Bryant non piaceva a tutti, anzi Bryant non piaceva a quelli che mal sopportano l’idea che la singola volontà individuale possa essere fonte autosufficiente di progresso. Che addirittura possa scardinare la regola, agire in barba all’ordine naturale delle cose. Un gioco di squadra è in fondo una storia plurale. E quindi chi vede l’evoluzione sempre e unicamente come prodotto di un fatto collegiale, poteva concepire l’ammirazione per Bryant giocatore ma non poteva certo sopportare la validità di Bryant come vicenda da cui trarre massime di vita universali. Collettivisti e zemaniani, questo è certo, non avrebbero potuto bazzicare intorno al Mamba.

Persino nella morte Bryant non ha tradito il senso della sua vita rispedendoci immediatamente tutti al pensiero della fine per quella che è: un fatto individuale.
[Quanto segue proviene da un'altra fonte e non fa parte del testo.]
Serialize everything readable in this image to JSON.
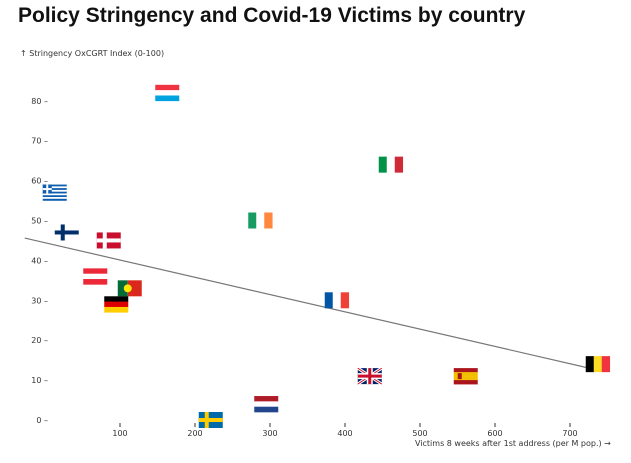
{
  "chart_data": {
    "type": "scatter",
    "title": "Policy Stringency and Covid-19 Victims by country",
    "ylabel": "↑ Stringency OxCGRT Index (0-100)",
    "xlabel": "Victims 8 weeks after 1st address (per M pop.) →",
    "xlim": [
      -35,
      760
    ],
    "ylim": [
      0,
      90
    ],
    "xticks": [
      100,
      200,
      300,
      400,
      500,
      600,
      700
    ],
    "yticks": [
      0,
      10,
      20,
      30,
      40,
      50,
      60,
      70,
      80
    ],
    "grid": false,
    "marker": "country flag",
    "points": [
      {
        "flag": "luxembourg-flag",
        "x": 163,
        "y": 82
      },
      {
        "flag": "italy-flag",
        "x": 461,
        "y": 64
      },
      {
        "flag": "greece-flag",
        "x": 13,
        "y": 57
      },
      {
        "flag": "ireland-flag",
        "x": 287,
        "y": 50
      },
      {
        "flag": "finland-flag",
        "x": 29,
        "y": 47
      },
      {
        "flag": "denmark-flag",
        "x": 85,
        "y": 45
      },
      {
        "flag": "austria-flag",
        "x": 67,
        "y": 36
      },
      {
        "flag": "portugal-flag",
        "x": 113,
        "y": 33
      },
      {
        "flag": "germany-flag",
        "x": 95,
        "y": 29
      },
      {
        "flag": "france-flag",
        "x": 389,
        "y": 30
      },
      {
        "flag": "uk-flag",
        "x": 433,
        "y": 11
      },
      {
        "flag": "spain-flag",
        "x": 561,
        "y": 11
      },
      {
        "flag": "belgium-flag",
        "x": 737,
        "y": 14
      },
      {
        "flag": "netherlands-flag",
        "x": 295,
        "y": 4
      },
      {
        "flag": "sweden-flag",
        "x": 221,
        "y": 0
      }
    ],
    "trendline": {
      "x": [
        -27,
        737
      ],
      "y": [
        45.6,
        12.5
      ],
      "color": "#777777"
    }
  }
}
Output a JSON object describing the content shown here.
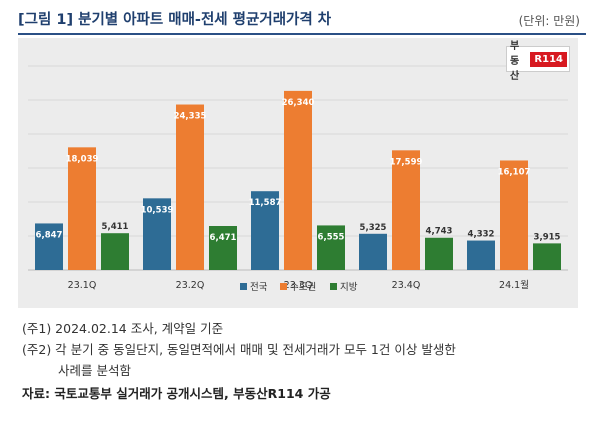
{
  "header": {
    "title": "[그림 1] 분기별 아파트 매매-전세 평균거래가격 차",
    "unit": "(단위: 만원)"
  },
  "logo": {
    "text": "부동산",
    "mark": "R114"
  },
  "chart_data": {
    "type": "bar",
    "categories": [
      "23.1Q",
      "23.2Q",
      "23.3Q",
      "23.4Q",
      "24.1월"
    ],
    "series": [
      {
        "name": "전국",
        "color": "#2e6c95",
        "values": [
          6847,
          10539,
          11587,
          5325,
          4332
        ],
        "labels": [
          "6,847",
          "10,539",
          "11,587",
          "5,325",
          "4,332"
        ]
      },
      {
        "name": "수도권",
        "color": "#ed7d31",
        "values": [
          18039,
          24335,
          26340,
          17599,
          16107
        ],
        "labels": [
          "18,039",
          "24,335",
          "26,340",
          "17,599",
          "16,107"
        ]
      },
      {
        "name": "지방",
        "color": "#2e7d32",
        "values": [
          5411,
          6471,
          6555,
          4743,
          3915
        ],
        "labels": [
          "5,411",
          "6,471",
          "6,555",
          "4,743",
          "3,915"
        ]
      }
    ],
    "ylim": [
      0,
      30000
    ],
    "grid": true,
    "legend_position": "bottom-center"
  },
  "notes": {
    "note1": "(주1) 2024.02.14 조사, 계약일 기준",
    "note2": "(주2) 각 분기 중 동일단지, 동일면적에서 매매 및 전세거래가 모두 1건 이상 발생한",
    "note2_cont": "사례를 분석함",
    "source": "자료: 국토교통부 실거래가 공개시스템, 부동산R114 가공"
  }
}
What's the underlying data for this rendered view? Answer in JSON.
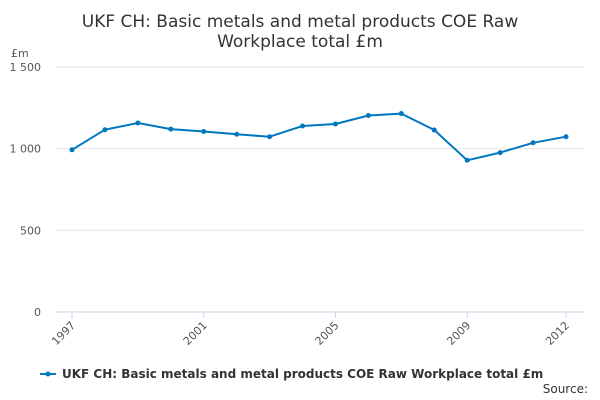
{
  "title_line1": "UKF CH: Basic metals and metal products COE Raw",
  "title_line2": "Workplace total £m",
  "source_label": "Source:",
  "colors": {
    "series": "#0077be",
    "grid": "#e6e6e6",
    "axis": "#ccd6eb",
    "text": "#333333"
  },
  "chart_data": {
    "type": "line",
    "title": "UKF CH: Basic metals and metal products COE Raw Workplace total £m",
    "ylabel": "£m",
    "xlabel": "",
    "ylim": [
      0,
      1500
    ],
    "y_ticks": [
      0,
      500,
      1000,
      1500
    ],
    "y_tick_labels": [
      "0",
      "500",
      "1 000",
      "1 500"
    ],
    "x_tick_years": [
      1997,
      2001,
      2005,
      2009,
      2012
    ],
    "grid": true,
    "legend_position": "bottom",
    "x": [
      1997,
      1998,
      1999,
      2000,
      2001,
      2002,
      2003,
      2004,
      2005,
      2006,
      2007,
      2008,
      2009,
      2010,
      2011,
      2012
    ],
    "series": [
      {
        "name": "UKF CH: Basic metals and metal products COE Raw Workplace total £m",
        "values": [
          993,
          1116,
          1157,
          1120,
          1105,
          1088,
          1073,
          1139,
          1151,
          1203,
          1215,
          1114,
          929,
          976,
          1036,
          1073
        ]
      }
    ]
  }
}
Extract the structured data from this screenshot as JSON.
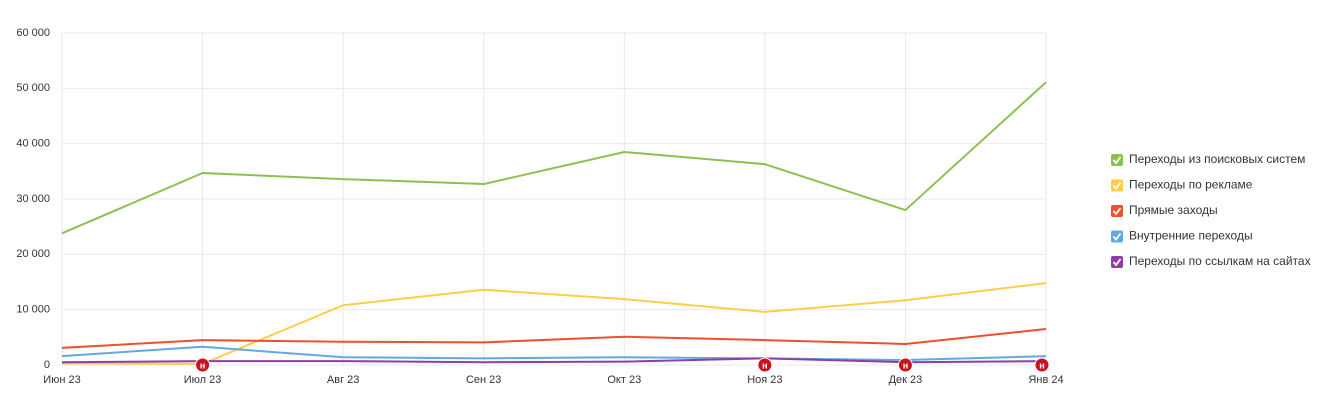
{
  "chart_data": {
    "type": "line",
    "categories": [
      "Июн 23",
      "Июл 23",
      "Авг 23",
      "Сен 23",
      "Окт 23",
      "Ноя 23",
      "Дек 23",
      "Янв 24"
    ],
    "series": [
      {
        "name": "Переходы из поисковых систем",
        "color": "#8cc152",
        "values": [
          23800,
          34700,
          33600,
          32700,
          38500,
          36300,
          28000,
          51100
        ]
      },
      {
        "name": "Переходы по рекламе",
        "color": "#fcce47",
        "values": [
          300,
          200,
          10800,
          13600,
          11900,
          9600,
          11700,
          14800
        ]
      },
      {
        "name": "Прямые заходы",
        "color": "#f04f2f",
        "values": [
          3100,
          4500,
          4200,
          4100,
          5100,
          4500,
          3800,
          6500
        ]
      },
      {
        "name": "Внутренние переходы",
        "color": "#62a9e4",
        "values": [
          1600,
          3300,
          1400,
          1200,
          1400,
          1200,
          900,
          1600
        ]
      },
      {
        "name": "Переходы по ссылкам на сайтах",
        "color": "#8e3fa6",
        "values": [
          500,
          700,
          700,
          500,
          600,
          1200,
          500,
          700
        ]
      }
    ],
    "ylim": [
      0,
      60000
    ],
    "yticks": [
      {
        "value": 0,
        "label": "0"
      },
      {
        "value": 10000,
        "label": "10 000"
      },
      {
        "value": 20000,
        "label": "20 000"
      },
      {
        "value": 30000,
        "label": "30 000"
      },
      {
        "value": 40000,
        "label": "40 000"
      },
      {
        "value": 50000,
        "label": "50 000"
      },
      {
        "value": 60000,
        "label": "60 000"
      }
    ],
    "grid": true,
    "legend": "right",
    "annotations": [
      {
        "category": "Июл 23",
        "text": "н"
      },
      {
        "category": "Ноя 23",
        "text": "н"
      },
      {
        "category": "Дек 23",
        "text": "н"
      },
      {
        "category": "Янв 24",
        "text": "н"
      }
    ]
  }
}
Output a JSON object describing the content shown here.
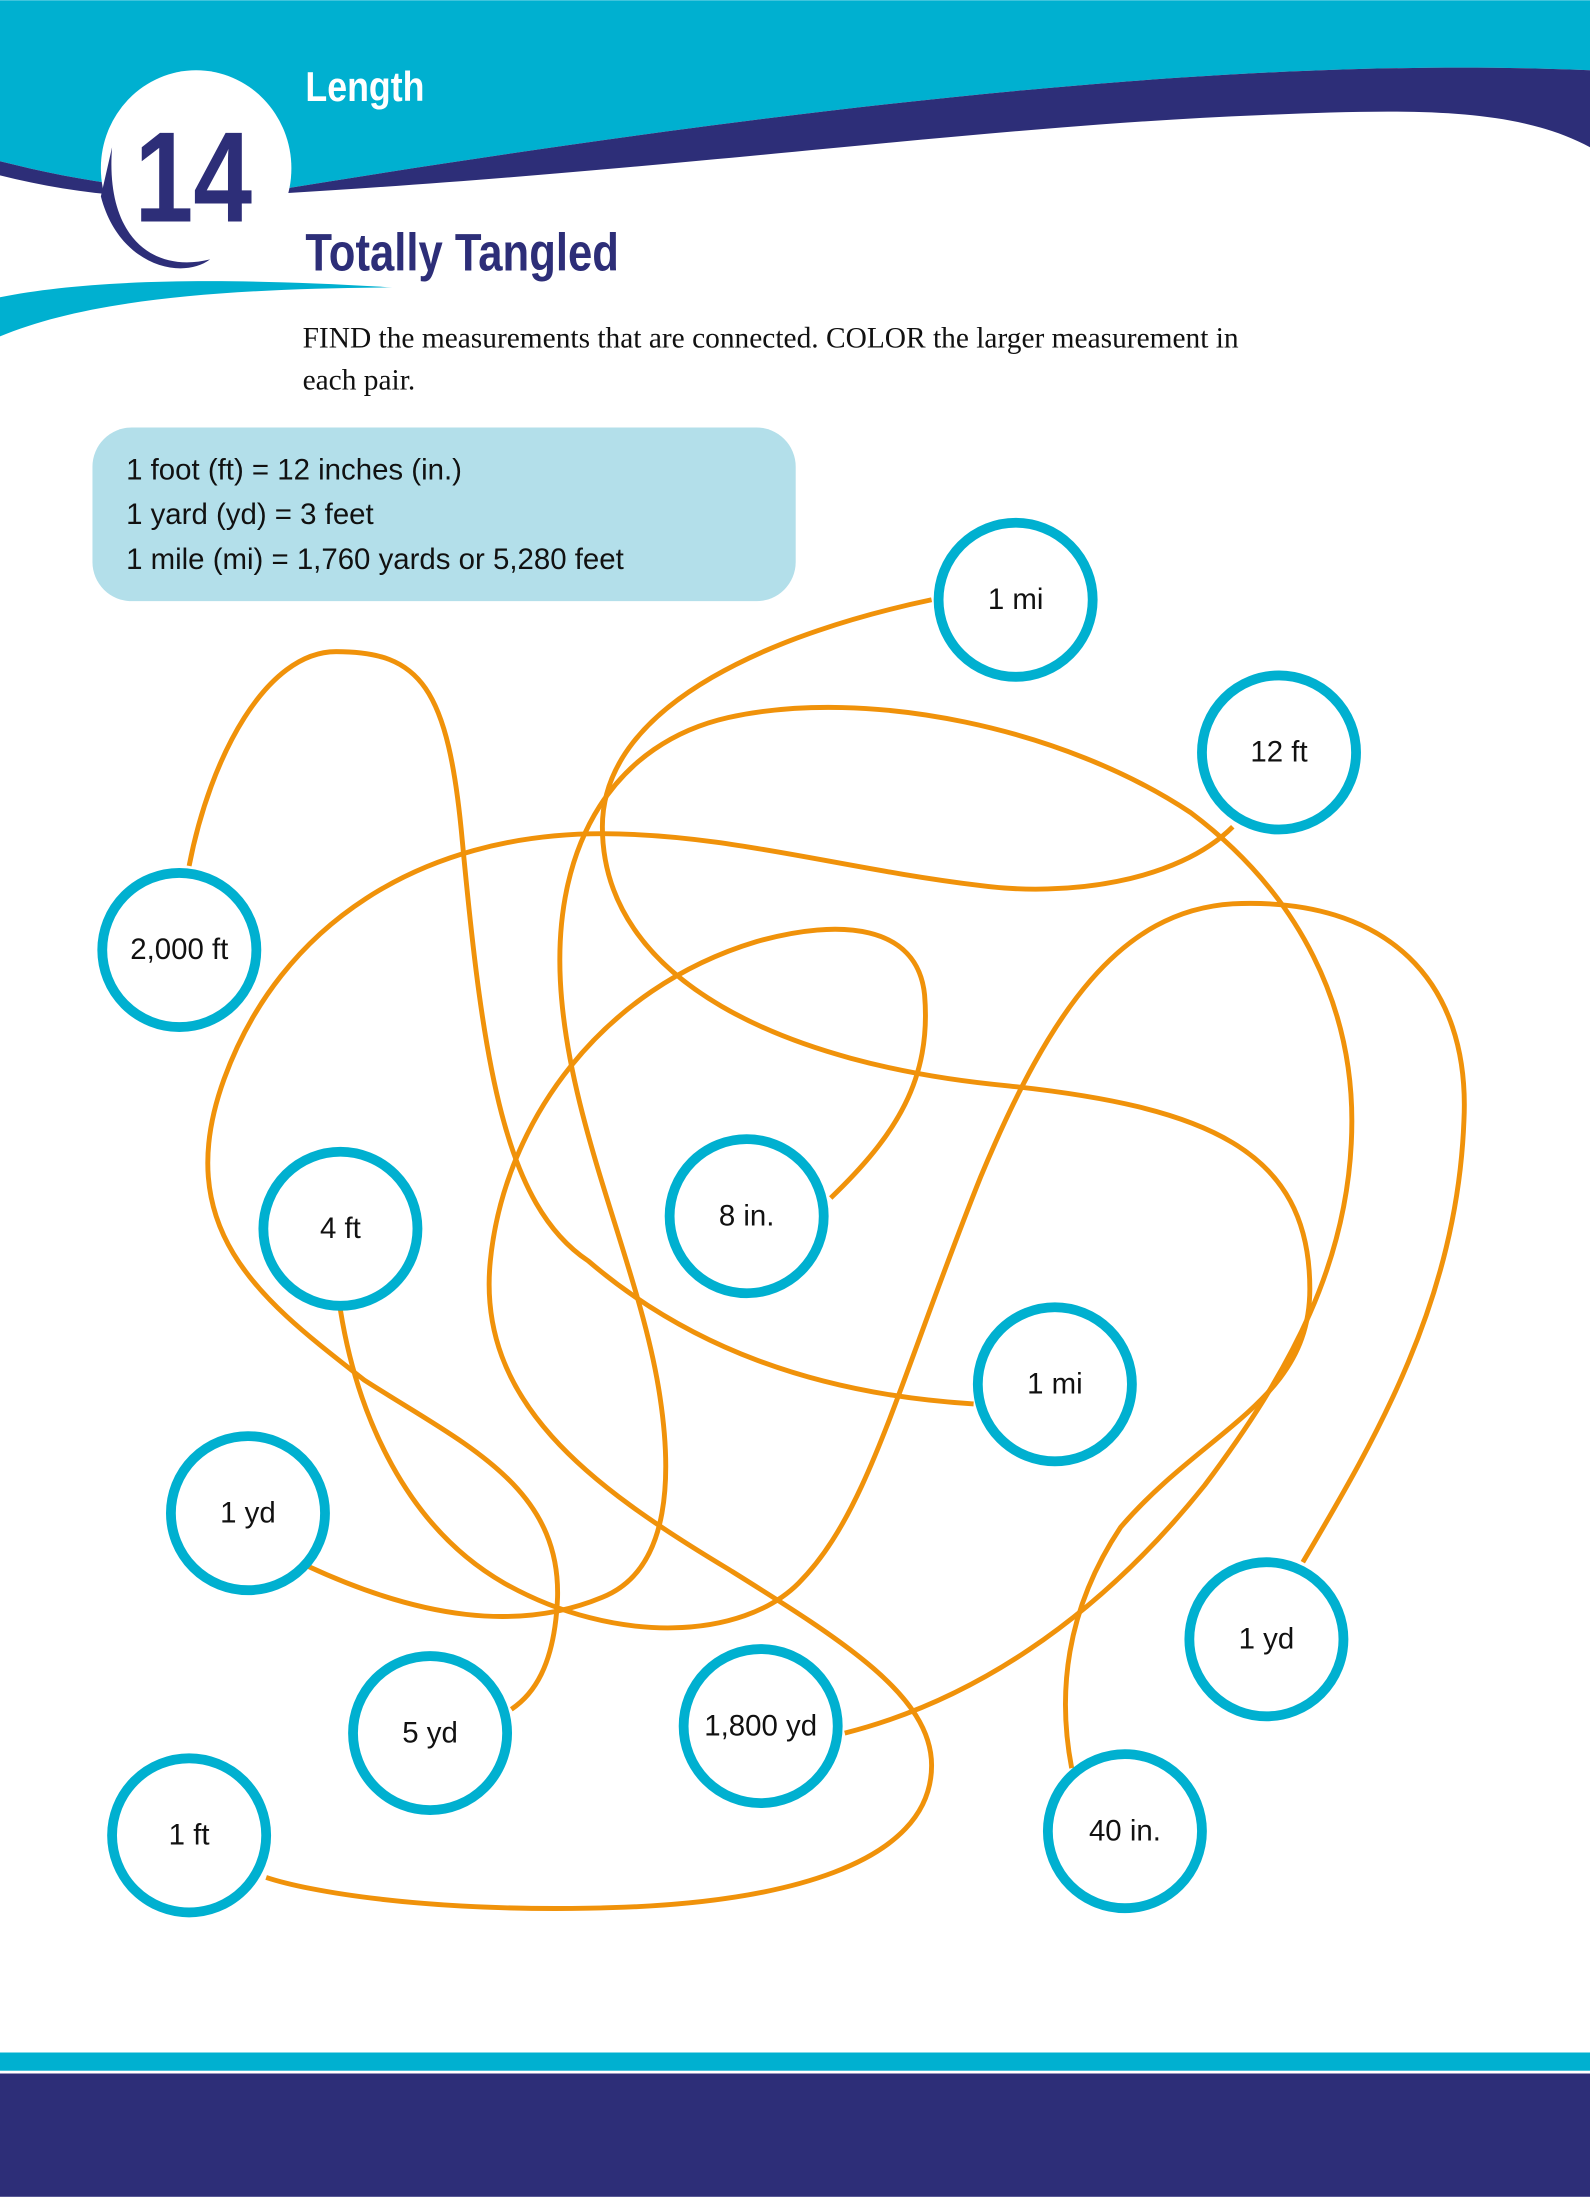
{
  "header": {
    "unit_number": "14",
    "unit_title": "Length",
    "activity_title": "Totally Tangled"
  },
  "instructions": {
    "line1": "FIND the measurements that are connected. COLOR the larger measurement in",
    "line2": "each pair."
  },
  "reference_box": {
    "lines": [
      "1 foot (ft) = 12 inches (in.)",
      "1 yard (yd) = 3 feet",
      "1 mile (mi) = 1,760 yards or 5,280 feet"
    ]
  },
  "measurements": [
    "1 mi",
    "12 ft",
    "2,000 ft",
    "4 ft",
    "8 in.",
    "1 mi",
    "1 yd",
    "1 yd",
    "5 yd",
    "1,800 yd",
    "40 in.",
    "1 ft"
  ],
  "colors": {
    "teal": "#00b0d0",
    "navy": "#2d2e78",
    "string": "#f0920a",
    "reference_bg": "#b3dfea"
  }
}
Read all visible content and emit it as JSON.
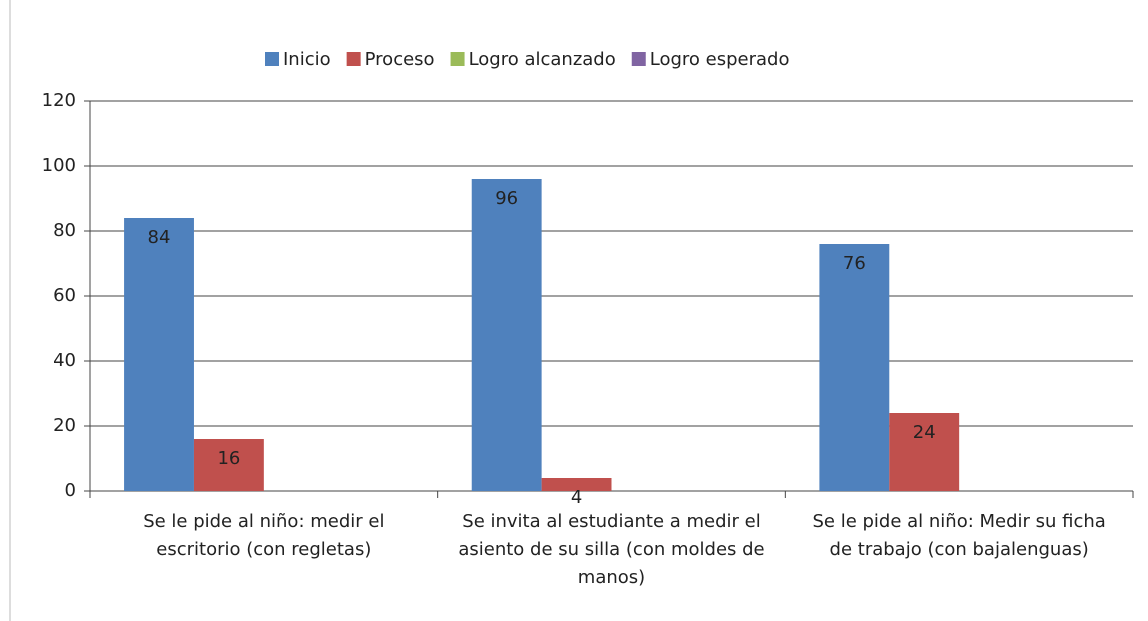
{
  "chart_data": {
    "type": "bar",
    "categories": [
      "Se le pide al niño: medir el escritorio (con regletas)",
      "Se invita al estudiante a medir el asiento de su silla (con moldes de manos)",
      "Se le pide al niño: Medir su ficha de trabajo (con bajalenguas)"
    ],
    "series": [
      {
        "name": "Inicio",
        "color": "#4f81bd",
        "values": [
          84,
          96,
          76
        ]
      },
      {
        "name": "Proceso",
        "color": "#c0504d",
        "values": [
          16,
          4,
          24
        ]
      },
      {
        "name": "Logro alcanzado",
        "color": "#9bbb59",
        "values": [
          null,
          null,
          null
        ]
      },
      {
        "name": "Logro esperado",
        "color": "#8064a2",
        "values": [
          null,
          null,
          null
        ]
      }
    ],
    "ylim": [
      0,
      120
    ],
    "yticks": [
      0,
      20,
      40,
      60,
      80,
      100,
      120
    ],
    "grid": true,
    "legend": "top"
  }
}
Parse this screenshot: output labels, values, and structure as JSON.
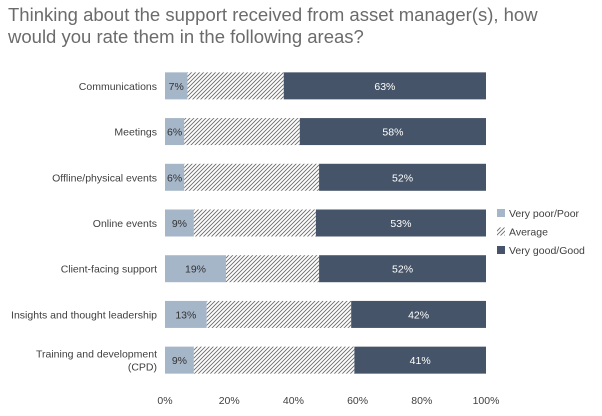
{
  "title_lines": [
    "Thinking about the support received from asset manager(s), how",
    "would you rate them in the following areas?"
  ],
  "chart_data": {
    "type": "bar",
    "orientation": "horizontal",
    "stacked": "percent",
    "title": "Thinking about the support received from asset manager(s), how would you rate them in the following areas?",
    "categories": [
      [
        "Communications"
      ],
      [
        "Meetings"
      ],
      [
        "Offline/physical events"
      ],
      [
        "Online events"
      ],
      [
        "Client-facing support"
      ],
      [
        "Insights and thought leadership"
      ],
      [
        "Training and development",
        "(CPD)"
      ]
    ],
    "series": [
      {
        "name": "Very poor/Poor",
        "values": [
          7,
          6,
          6,
          9,
          19,
          13,
          9
        ],
        "labels": [
          "7%",
          "6%",
          "6%",
          "9%",
          "19%",
          "13%",
          "9%"
        ],
        "color": "#a6b6c9",
        "label_color": "#333333"
      },
      {
        "name": "Average",
        "values": [
          30,
          36,
          42,
          38,
          29,
          45,
          50
        ],
        "labels": [],
        "color": "#ffffff",
        "pattern": "diagonal-hatch",
        "hatch_color": "#6b6b6b"
      },
      {
        "name": "Very good/Good",
        "values": [
          63,
          58,
          52,
          53,
          52,
          42,
          41
        ],
        "labels": [
          "63%",
          "58%",
          "52%",
          "53%",
          "52%",
          "42%",
          "41%"
        ],
        "color": "#455468",
        "label_color": "#ffffff"
      }
    ],
    "xlim": [
      0,
      100
    ],
    "xticks": [
      0,
      20,
      40,
      60,
      80,
      100
    ],
    "xtick_labels": [
      "0%",
      "20%",
      "40%",
      "60%",
      "80%",
      "100%"
    ],
    "grid": false,
    "legend_position": "right"
  }
}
La morte di Kobe è così potente, così trascendente, da essere un messaggio diretto rivolto all’Io di ognuno di noi. La fine tragica non tanto di un giovane uomo, di un atleta, di una rockstar, quanto quella di un invincibile, di un immortale, ci costringe a riprendere in mano il libretto d’istruzioni di questa vicenda terrena dotata di incipit ed epilogo. Perché se è vero che il progresso ha senso in riferimento all’universale, è la storia individuale quella che ci illudiamo di governare, ed è comunque l’unica con cui ci sia consentito di fare i conti.

Bryant il lupo solitario, il leader crudele, il vincente a tutti i costi, forse non sarà stato il più affabile degli esseri umani, il più comprensivo o altruista, ma la dedizione totale alla sua arte, l’amore incondizionato per il gioco e l’ossessione inscalfibile per la perfezione lo hanno trasformato in quello che si era prefissato per se stesso: un giocatore irripetibile, il più inafferrabile di tutti, unico.